The panel of Seoul National University and outside scientists will also release its conclusion on Tuesday on the veracity of Hwang’s claim last year that he had produced the world’s first cloned dog.
“The report will contain the result of the investigative committee’s probe and analysis of the veracity of the 2005 Science paper, the 2004 paper, the cloned dog Snuppy, and the supply of eggs,” the university said in a statement.
The panel said in an interim report last week there was no data to prove a 2005 paper in which Hwang’s team claimed they had produced stem cells from tissues taken from actual patients, a key step to the goal of treating several incurable illnesses.
Hwang also said in a paper published in 2004 in the journal Nature, that he had cloned, for the first time, a human cell to provide a source of embryonic stem cells – master cells that can provide a source of any type of tissue or cell in the body.

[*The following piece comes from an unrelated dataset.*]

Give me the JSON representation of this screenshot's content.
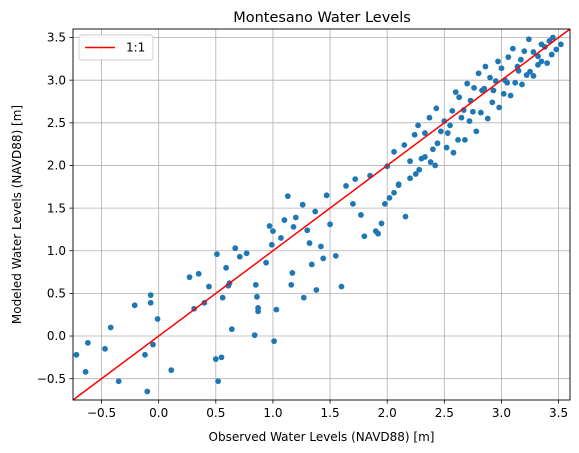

The discredited scientist – widely feted by the government and admired by the public before the scandal broke – also showcased what he said was the world’s first cloned dog, an Afghan hound named Snuppy, short for Seoul National University puppy.
The journal Science said on Wednesday it would retract Hwang’s paper after the Seoul National University panel completes the investigation.
Hwang has been accused by the panel, colleagues and junior researchers of deliberately fabricating data. Female members of his team also said Hwang coerced them to donate their own eggs for his research.
Hwang has been in seclusion since he resigned from Seoul National University on December 23.